How Coca-Cola Undermines Plastic Recycling Efforts - rahuldottech
https://theintercept.com/2019/10/18/coca-cola-recycling-plastics-pollution/
======
8bitsrule
Long story short:

"If they were truly interested in increasing the recycling rate, a bottle bill
or container deposit law... would be well worth looking at. People are far
more likely to return their bottles if there’s a financial incentive. States
with bottle bills recycle about 60 percent of their bottles and cans, as
opposed to 24 percent in other states. And states that have bottle bills also
have an average of 40 percent less beverage container litter on their coasts,
according to a 2018 study [0] "

[0][https://www.sciencedirect.com/science/article/pii/S0308597X1...](https://www.sciencedirect.com/science/article/pii/S0308597X17305377)

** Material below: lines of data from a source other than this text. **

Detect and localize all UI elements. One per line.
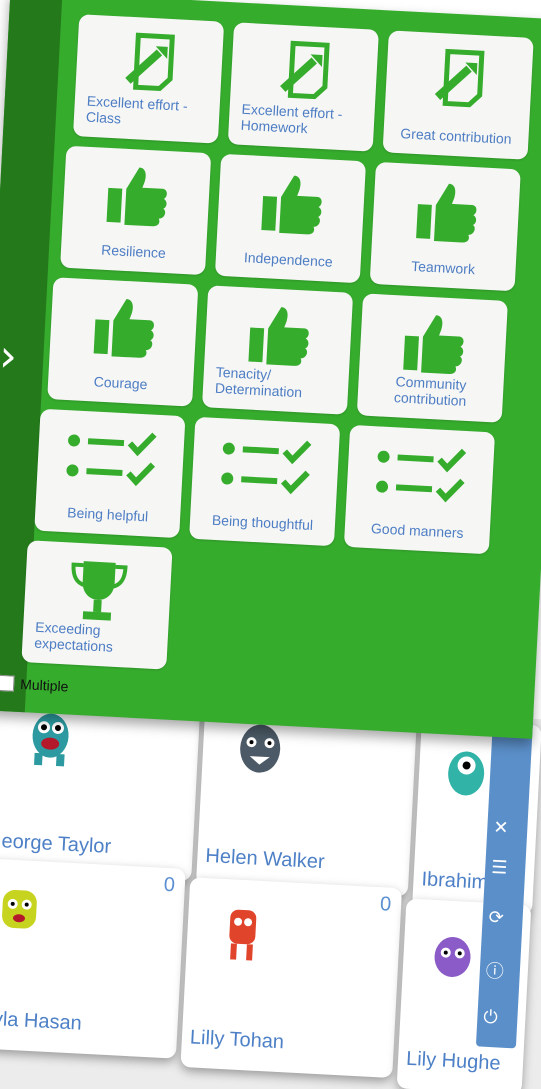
- award-label: Excellent effort - Homework: [240, 100, 343, 137]
- multiple-checkbox[interactable]: [0, 674, 15, 692]
- close-icon[interactable]: ✕: [493, 817, 516, 840]
- award-label: Excellent effort - Class: [85, 92, 189, 127]
- award-label: Independence: [243, 249, 334, 270]
- edit-document-icon: [279, 40, 330, 100]
- award-tile[interactable]: Excellent effort - Class: [72, 14, 225, 144]
- monster-avatar-icon: [448, 751, 485, 796]
- award-label: Resilience: [100, 241, 167, 262]
- checklist-icon: [65, 432, 157, 487]
- award-label: Courage: [93, 373, 148, 393]
- student-name: Ibrahim: [420, 868, 489, 894]
- student-name: Layla Hasan: [0, 1006, 83, 1035]
- award-label: Being thoughtful: [211, 511, 314, 534]
- multiple-label: Multiple: [19, 676, 69, 695]
- award-label: Exceeding expectations: [33, 618, 114, 655]
- award-label: Good manners: [370, 520, 464, 541]
- list-icon[interactable]: ☰: [491, 857, 514, 880]
- award-tile[interactable]: Exceeding expectations: [21, 540, 173, 670]
- student-name: Lily Hughe: [405, 1047, 502, 1075]
- chevron-right-icon[interactable]: ›: [0, 330, 18, 382]
- power-icon[interactable]: ⏻: [483, 1007, 506, 1030]
- award-tile[interactable]: Great contribution: [382, 30, 534, 160]
- checklist-icon: [375, 448, 466, 503]
- student-points: 0: [379, 893, 392, 916]
- student-points: 0: [163, 873, 176, 897]
- monster-avatar-icon: [229, 909, 257, 961]
- refresh-icon[interactable]: ⟳: [488, 907, 511, 930]
- student-name: Helen Walker: [204, 844, 326, 874]
- award-label: Community contribution: [393, 373, 467, 409]
- award-tile[interactable]: Independence: [214, 153, 367, 284]
- edit-document-icon: [124, 32, 175, 91]
- award-label: Tenacity/ Determination: [214, 363, 303, 401]
- trophy-icon: [71, 561, 128, 621]
- student-name: Lilly Tohan: [189, 1026, 285, 1054]
- award-tile[interactable]: Courage: [47, 277, 199, 407]
- student-card[interactable]: 0 Lilly Tohan: [180, 877, 403, 1078]
- award-tile[interactable]: Community contribution: [356, 293, 508, 423]
- award-tile[interactable]: Being thoughtful: [189, 416, 341, 547]
- award-tile[interactable]: Tenacity/ Determination: [201, 285, 354, 415]
- monster-avatar-icon: [434, 937, 471, 977]
- thumbs-up-icon: [106, 167, 167, 227]
- edit-document-icon: [434, 48, 484, 108]
- thumbs-up-icon: [93, 299, 154, 358]
- award-label: Teamwork: [410, 257, 476, 278]
- thumbs-up-icon: [402, 315, 464, 374]
- award-tile[interactable]: Being helpful: [34, 408, 186, 539]
- award-tile[interactable]: Resilience: [60, 145, 212, 276]
- award-label: Great contribution: [400, 125, 512, 147]
- rotated-view: 0 George Taylor 0 Helen Walker Ibrahim 0: [0, 0, 541, 1089]
- student-name: George Taylor: [0, 829, 112, 858]
- student-card[interactable]: 0 Layla Hasan: [0, 857, 186, 1059]
- info-icon[interactable]: ⓘ: [485, 957, 508, 982]
- award-tile[interactable]: Good manners: [343, 424, 496, 555]
- award-tile[interactable]: Teamwork: [369, 161, 521, 292]
- app-stage: 0 George Taylor 0 Helen Walker Ibrahim 0: [0, 0, 541, 1089]
- monster-avatar-icon: [2, 890, 37, 929]
- award-tile[interactable]: Excellent effort - Homework: [227, 22, 379, 152]
- thumbs-up-icon: [247, 307, 309, 366]
- monster-avatar-icon: [240, 724, 281, 773]
- award-panel: › Excellent effort - Class Excellent eff…: [0, 0, 541, 739]
- checklist-icon: [220, 440, 311, 495]
- thumbs-up-icon: [415, 183, 476, 243]
- thumbs-up-icon: [260, 175, 322, 235]
- award-label: Being helpful: [66, 504, 149, 525]
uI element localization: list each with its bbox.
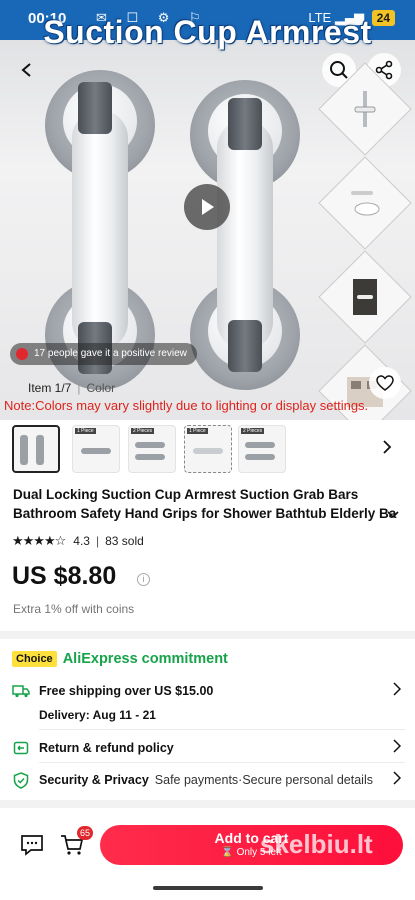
divider: | — [95, 534, 100, 548]
fire-icon — [16, 348, 28, 360]
chevron-left-icon — [21, 63, 31, 77]
play-video-button[interactable] — [184, 184, 230, 230]
shipping-label: Free shipping over US $15.00 — [39, 684, 214, 698]
coins-discount: Extra 1% off with coins — [13, 602, 135, 616]
section-divider — [0, 631, 415, 639]
gallery-counter: Item 1/7 | Color — [28, 381, 116, 395]
sold-count: 83 sold — [105, 534, 144, 548]
watermark: skelbiu.lt — [260, 829, 373, 859]
security-row[interactable]: Security & Privacy Safe payments·Secure … — [12, 771, 405, 789]
shield-check-icon — [12, 771, 30, 789]
variant-option[interactable]: 2 Pieces — [238, 425, 286, 473]
chevron-right-icon — [393, 739, 402, 758]
chevron-right-icon — [383, 440, 392, 454]
variant-selector: 1 Piece 2 Pieces 1 Piece 2 Pieces — [12, 425, 412, 475]
divider — [39, 762, 405, 763]
more-variants-button[interactable] — [382, 439, 392, 460]
chat-icon — [21, 835, 43, 856]
price: US $8.80 — [12, 562, 117, 590]
bottom-action-bar: 65 Add to cart ⌛ Only 5 left skelbiu.lt — [0, 808, 415, 900]
product-gallery[interactable]: 00:10 ✉ ☐ ⚙ ⚐ LTE ▂▄▆ 24 Suction Cup Arm… — [0, 0, 415, 420]
toilet-scene-icon — [351, 191, 380, 216]
variant-option[interactable]: 2 Pieces — [128, 425, 176, 473]
shower-scene-icon — [354, 91, 376, 127]
chevron-right-icon — [393, 682, 402, 701]
play-icon — [202, 199, 214, 215]
wishlist-button[interactable] — [369, 367, 401, 399]
chevron-right-icon — [393, 771, 402, 790]
door-scene-icon — [353, 279, 377, 315]
commitment-title: AliExpress commitment — [62, 651, 228, 667]
expand-title-button[interactable] — [387, 506, 399, 524]
rating-row[interactable]: ★★★★☆ 4.3 | 83 sold — [12, 533, 144, 549]
section-divider — [0, 800, 415, 808]
rating-stars: ★★★★☆ — [12, 533, 66, 548]
return-policy-row[interactable]: Return & refund policy — [12, 739, 405, 757]
security-label: Security & Privacy — [39, 773, 149, 787]
variant-option[interactable] — [12, 425, 60, 473]
choice-badge: Choice — [12, 651, 57, 667]
back-button[interactable] — [10, 53, 44, 87]
divider — [39, 729, 405, 730]
shipping-row[interactable]: Free shipping over US $15.00 — [12, 682, 405, 700]
variant-option-unavailable[interactable]: 1 Piece — [184, 425, 232, 473]
scene-thumbnail-shower[interactable] — [318, 62, 412, 156]
color-note: Note:Colors may vary slightly due to lig… — [4, 398, 369, 413]
security-sub: Safe payments·Secure personal details — [154, 773, 373, 787]
product-title: Dual Locking Suction Cup Armrest Suction… — [13, 487, 397, 521]
home-indicator[interactable] — [153, 886, 263, 890]
commitment-header: Choice AliExpress commitment — [12, 651, 228, 667]
return-icon — [12, 739, 30, 757]
positive-review-pill: 17 people gave it a positive review — [10, 343, 197, 365]
product-image-grab-bar-left — [40, 70, 160, 390]
return-label: Return & refund policy — [39, 741, 174, 755]
info-icon[interactable]: i — [137, 573, 150, 586]
product-image-grab-bar-right — [180, 80, 310, 390]
heart-icon — [376, 375, 394, 391]
variant-option[interactable]: 1 Piece — [72, 425, 120, 473]
banner-title: Suction Cup Armrest — [43, 14, 372, 50]
truck-icon — [12, 682, 30, 700]
scene-thumbnail-door[interactable] — [318, 250, 412, 344]
chat-button[interactable] — [20, 834, 46, 860]
scene-thumbnail-toilet[interactable] — [318, 156, 412, 250]
rating-value: 4.3 — [73, 534, 90, 548]
cart-count-badge: 65 — [77, 826, 94, 840]
chevron-down-icon — [387, 511, 399, 519]
delivery-estimate: Delivery: Aug 11 - 21 — [39, 708, 156, 722]
gallery-scene-thumbnails — [318, 62, 412, 420]
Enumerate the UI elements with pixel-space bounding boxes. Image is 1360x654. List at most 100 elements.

Personally I'd like to see a -hefty- 'deposit' levied directly on the
manufacturers. If they want to use the bottles, they must assume -complete-
responsibility for the outcome. Else the 'deposits' are used to -solve the
problem-. Why should cities be stuck with the bill?

To help them get the ball rolling, let's start with 25 cents on every bottle
they ship their (expensive sugar-water) product in. Paid to whoever collects
and delivers them to their recycle bins. After 5 years, that goes to 50 cents.
At the point, you'll see no empties in the garbage.